Vandaag worden in het Erasmus MC de goudmarkers geplaatst in mijn prostaat. Een uur van tevoren leegplassen, een halve liter water drinken, een antibioticumpil innemen, plas ophouden tot na de ingreep. De doktersassistente stelt mij vooraf drie vragen: ‘Gebruikt u bloedverdunners, bent u ergens allergisch voor, heeft u vanmorgen de antibioticumpil ingenomen?’

‘Nee, nee, ja,’ antwoord ik.

‘Fantastisch, u bent geslaagd, u mag nu uw schoenen, broek en onderbroek uitdoen.’

Een passende beloning.

 

Daar lig ik dan met mijn benen gespreid in de beugels. De uroloog bereidt mij voor op wat gaat komen.

‘Ik voel eerst waar uw prostaat zit, let op de gel is koud.’

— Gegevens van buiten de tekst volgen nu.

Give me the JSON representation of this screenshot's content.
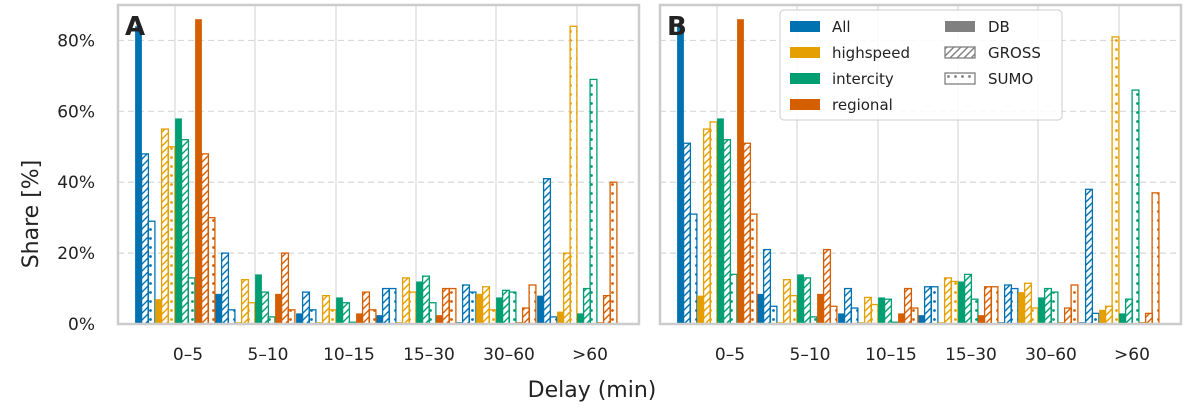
{
  "figure": {
    "ylabel": "Share [%]",
    "xlabel": "Delay (min)"
  },
  "colors": {
    "All": "#0072b2",
    "highspeed": "#e69f00",
    "intercity": "#009e73",
    "regional": "#d55e00",
    "grid": "#d9d9d9",
    "frame": "#cccccc",
    "legend_gray": "#808080"
  },
  "chart_data": [
    {
      "panel": "A",
      "type": "bar",
      "categories": [
        "0–5",
        "5–10",
        "10–15",
        "15–30",
        "30–60",
        ">60"
      ],
      "ylim": [
        0,
        90
      ],
      "yticks": [
        0,
        20,
        40,
        60,
        80
      ],
      "ytick_labels": [
        "0%",
        "20%",
        "40%",
        "60%",
        "80%"
      ],
      "grid": true,
      "series": [
        {
          "group": "All",
          "source": "DB",
          "values": [
            84,
            8.5,
            3,
            2.5,
            0.5,
            8
          ]
        },
        {
          "group": "All",
          "source": "GROSS",
          "values": [
            48,
            20,
            9,
            10,
            11,
            41
          ]
        },
        {
          "group": "All",
          "source": "SUMO",
          "values": [
            29,
            4,
            4,
            10,
            9,
            2
          ]
        },
        {
          "group": "highspeed",
          "source": "DB",
          "values": [
            7,
            0.5,
            0.5,
            0.5,
            8.5,
            3.5
          ]
        },
        {
          "group": "highspeed",
          "source": "GROSS",
          "values": [
            55,
            12.5,
            8,
            13,
            10.5,
            20
          ]
        },
        {
          "group": "highspeed",
          "source": "SUMO",
          "values": [
            50,
            6,
            4,
            9,
            4,
            84
          ]
        },
        {
          "group": "intercity",
          "source": "DB",
          "values": [
            58,
            14,
            7.5,
            12,
            7.5,
            3
          ]
        },
        {
          "group": "intercity",
          "source": "GROSS",
          "values": [
            52,
            9,
            6,
            13.5,
            9.5,
            10
          ]
        },
        {
          "group": "intercity",
          "source": "SUMO",
          "values": [
            13,
            2,
            0.5,
            6,
            9,
            69
          ]
        },
        {
          "group": "regional",
          "source": "DB",
          "values": [
            86,
            8.5,
            3,
            2.5,
            0.5,
            0.5
          ]
        },
        {
          "group": "regional",
          "source": "GROSS",
          "values": [
            48,
            20,
            9,
            10,
            4.5,
            8
          ]
        },
        {
          "group": "regional",
          "source": "SUMO",
          "values": [
            30,
            4,
            4,
            10,
            11,
            40
          ]
        }
      ]
    },
    {
      "panel": "B",
      "type": "bar",
      "categories": [
        "0–5",
        "5–10",
        "10–15",
        "15–30",
        "30–60",
        ">60"
      ],
      "ylim": [
        0,
        90
      ],
      "yticks": [
        0,
        20,
        40,
        60,
        80
      ],
      "ytick_labels": [
        "0%",
        "20%",
        "40%",
        "60%",
        "80%"
      ],
      "grid": true,
      "series": [
        {
          "group": "All",
          "source": "DB",
          "values": [
            84,
            8.5,
            3,
            2.5,
            0.5,
            0.5
          ]
        },
        {
          "group": "All",
          "source": "GROSS",
          "values": [
            51,
            21,
            10,
            10.5,
            11,
            38
          ]
        },
        {
          "group": "All",
          "source": "SUMO",
          "values": [
            31,
            5,
            4.5,
            10.5,
            10,
            3
          ]
        },
        {
          "group": "highspeed",
          "source": "DB",
          "values": [
            8,
            0.5,
            0.5,
            0.5,
            9,
            4
          ]
        },
        {
          "group": "highspeed",
          "source": "GROSS",
          "values": [
            55,
            12.5,
            7.5,
            13,
            11.5,
            5
          ]
        },
        {
          "group": "highspeed",
          "source": "SUMO",
          "values": [
            57,
            8,
            5.5,
            12,
            4.5,
            81
          ]
        },
        {
          "group": "intercity",
          "source": "DB",
          "values": [
            58,
            14,
            7.5,
            12,
            7.5,
            3
          ]
        },
        {
          "group": "intercity",
          "source": "GROSS",
          "values": [
            52,
            13,
            7,
            14,
            10,
            7
          ]
        },
        {
          "group": "intercity",
          "source": "SUMO",
          "values": [
            14,
            2,
            0.5,
            7,
            9,
            66
          ]
        },
        {
          "group": "regional",
          "source": "DB",
          "values": [
            86,
            8.5,
            3,
            2.5,
            0.5,
            0.5
          ]
        },
        {
          "group": "regional",
          "source": "GROSS",
          "values": [
            51,
            21,
            10,
            10.5,
            4.5,
            3
          ]
        },
        {
          "group": "regional",
          "source": "SUMO",
          "values": [
            31,
            5,
            4.5,
            10.5,
            11,
            37
          ]
        }
      ]
    }
  ],
  "legend": {
    "placement": "top-right of panel B",
    "groups": [
      "All",
      "highspeed",
      "intercity",
      "regional"
    ],
    "sources": [
      {
        "label": "DB",
        "style": "solid"
      },
      {
        "label": "GROSS",
        "style": "hatch"
      },
      {
        "label": "SUMO",
        "style": "dots"
      }
    ]
  }
}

Koude kledder in mijn achterste.

‘Hij is vrij plat,’ constateert de uroloog. ‘Zo, nu tussen uw balzak en anus ontsmetten, let op: ook koud, daarna breng ik het echo-apparaatje naar binnen.’

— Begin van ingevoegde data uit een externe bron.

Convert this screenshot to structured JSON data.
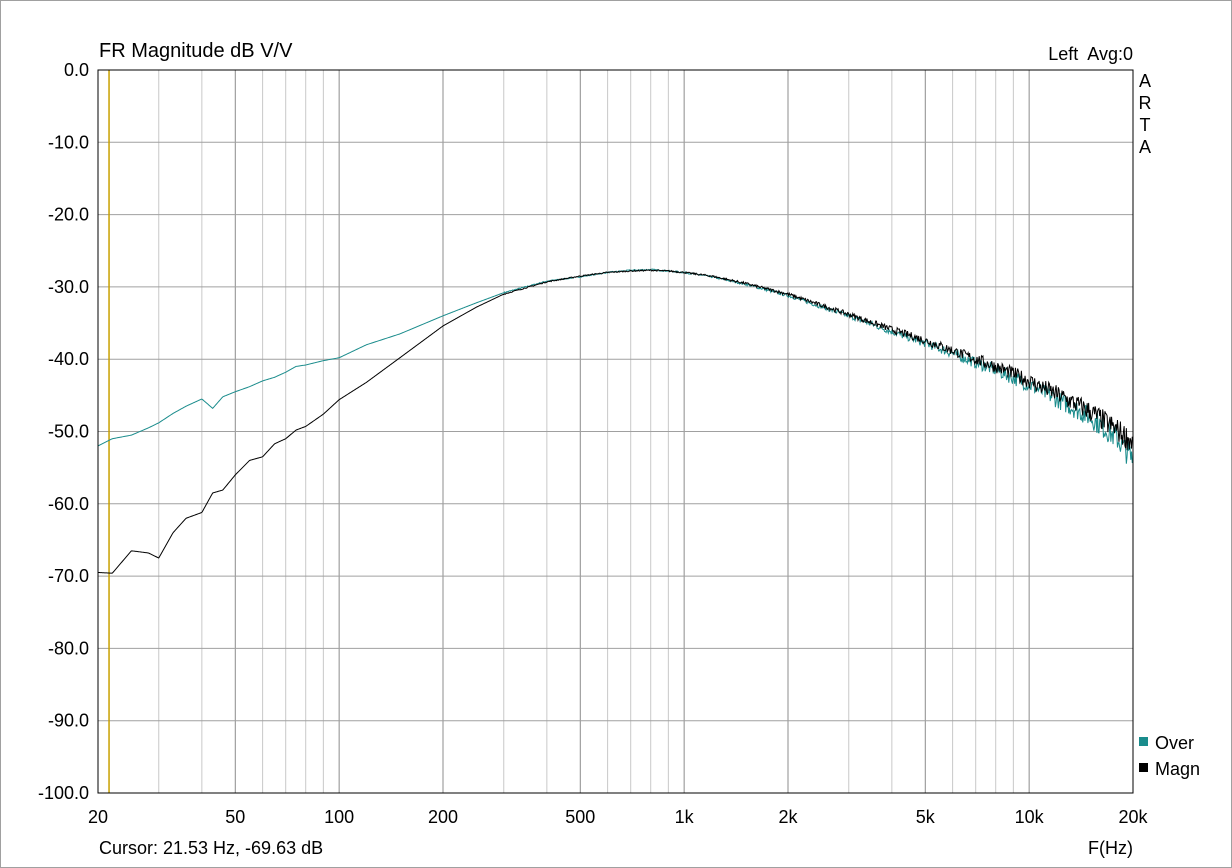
{
  "chart_data": {
    "type": "line",
    "title": "FR Magnitude dB V/V",
    "channel_info": "Left  Avg:0",
    "watermark": [
      "A",
      "R",
      "T",
      "A"
    ],
    "xlabel": "F(Hz)",
    "ylabel": "",
    "x_scale": "log",
    "xlim": [
      20,
      20000
    ],
    "ylim": [
      -100,
      0
    ],
    "x_ticks": [
      {
        "value": 20,
        "label": "20"
      },
      {
        "value": 50,
        "label": "50"
      },
      {
        "value": 100,
        "label": "100"
      },
      {
        "value": 200,
        "label": "200"
      },
      {
        "value": 500,
        "label": "500"
      },
      {
        "value": 1000,
        "label": "1k"
      },
      {
        "value": 2000,
        "label": "2k"
      },
      {
        "value": 5000,
        "label": "5k"
      },
      {
        "value": 10000,
        "label": "10k"
      },
      {
        "value": 20000,
        "label": "20k"
      }
    ],
    "y_ticks": [
      {
        "value": 0,
        "label": "0.0"
      },
      {
        "value": -10,
        "label": "-10.0"
      },
      {
        "value": -20,
        "label": "-20.0"
      },
      {
        "value": -30,
        "label": "-30.0"
      },
      {
        "value": -40,
        "label": "-40.0"
      },
      {
        "value": -50,
        "label": "-50.0"
      },
      {
        "value": -60,
        "label": "-60.0"
      },
      {
        "value": -70,
        "label": "-70.0"
      },
      {
        "value": -80,
        "label": "-80.0"
      },
      {
        "value": -90,
        "label": "-90.0"
      },
      {
        "value": -100,
        "label": "-100.0"
      }
    ],
    "grid": true,
    "legend_position": "bottom-right",
    "cursor": {
      "x": 21.53,
      "label": "Cursor: 21.53 Hz, -69.63 dB"
    },
    "series": [
      {
        "name": "Over",
        "color": "#1a8c8c",
        "x": [
          20,
          22,
          25,
          28,
          30,
          33,
          36,
          40,
          43,
          46,
          50,
          55,
          60,
          65,
          70,
          75,
          80,
          90,
          100,
          120,
          150,
          200,
          250,
          300,
          400,
          500,
          600,
          700,
          800,
          900,
          1000,
          1200,
          1500,
          2000,
          3000,
          4000,
          5000,
          6000,
          7000,
          8000,
          9000,
          10000,
          12000,
          15000,
          18000,
          20000
        ],
        "values": [
          -52,
          -51,
          -50.5,
          -49.5,
          -48.8,
          -47.5,
          -46.5,
          -45.5,
          -46.8,
          -45.2,
          -44.5,
          -43.8,
          -43,
          -42.5,
          -41.8,
          -41,
          -40.8,
          -40.2,
          -39.8,
          -38,
          -36.5,
          -34,
          -32.2,
          -30.8,
          -29.2,
          -28.6,
          -28,
          -27.7,
          -27.6,
          -27.8,
          -28,
          -28.6,
          -29.6,
          -31.2,
          -34,
          -36.2,
          -37.8,
          -39.2,
          -40.5,
          -41.5,
          -42.6,
          -43.5,
          -45.5,
          -48,
          -51,
          -54
        ]
      },
      {
        "name": "Magn",
        "color": "#000000",
        "x": [
          20,
          22,
          25,
          28,
          30,
          33,
          36,
          40,
          43,
          46,
          50,
          55,
          60,
          65,
          70,
          75,
          80,
          90,
          100,
          120,
          150,
          200,
          250,
          300,
          400,
          500,
          600,
          700,
          800,
          900,
          1000,
          1200,
          1500,
          2000,
          3000,
          4000,
          5000,
          6000,
          7000,
          8000,
          9000,
          10000,
          12000,
          15000,
          18000,
          20000
        ],
        "values": [
          -69.5,
          -69.6,
          -66.5,
          -66.8,
          -67.5,
          -64,
          -62,
          -61.2,
          -58.5,
          -58.1,
          -56,
          -54,
          -53.5,
          -51.7,
          -51,
          -49.8,
          -49.3,
          -47.6,
          -45.6,
          -43.2,
          -39.8,
          -35.4,
          -32.8,
          -31,
          -29.3,
          -28.5,
          -28,
          -27.8,
          -27.7,
          -27.8,
          -28,
          -28.5,
          -29.5,
          -31,
          -33.8,
          -35.9,
          -37.4,
          -38.8,
          -40,
          -41,
          -42,
          -43,
          -44.8,
          -47.2,
          -49.8,
          -51.5
        ]
      }
    ]
  }
}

Ik staar naar het plafond, bewust van mijn hulpeloosheid. Daar moeten de behandelaars rekening mee houden. Om mij af te leiden vragen zij naar mijn hobby’s, of ik kinderen heb, wat ik doe om fit te blijven. De woorden stromen in een cascadische versnelling uit mijn mond om het gewroet daar beneden te negeren.

‘U krijgt eerst een oppervlakkige verdoving, twee krasjes en twee prikken,’ zegt de uroloog.

Prettig is anders, maar het is uit te houden.

‘Nu komt de diepe verdoving.’

Priemende injectienaalden. Mijn adem stokt. Ik verkramp.

‘Ontspannen, ontspannen,’ roepen de assistentes.

Het voelt, alsof ik twintig kilometer tegen de wind in heb gefietst met een slecht zittend zadel onder mijn kont. Dan treedt de verdoving in.

De uroloog plaatst vier goudmarkers in mijn prostaat. ‘O jee,’ zegt zij, ‘ik zie op de monitor, dat één marker teveel aan de zijkant van uw prostaat zit, ik zet er een vijfde bij. Komt doordat u niet helemaal ontspannen was. Niet uw schuld, hoor.’

Ik bewonder haar tact.

‘De eerste dagen niet fietsen of auto rijden. U kunt wat bloed plassen, gaat vanzelf over. Bij 38,5 koorts contact opnemen.’

Opgelucht stap ik van de behandeltafel af.

Terwijl wij naar huis rijden, zeg ik met herwonnen bravoure: ‘Hé Annie, vijf goudmarkers in plaats van vier. Ik voel mij steeds meer verwant met de Six Million Dollar Man.’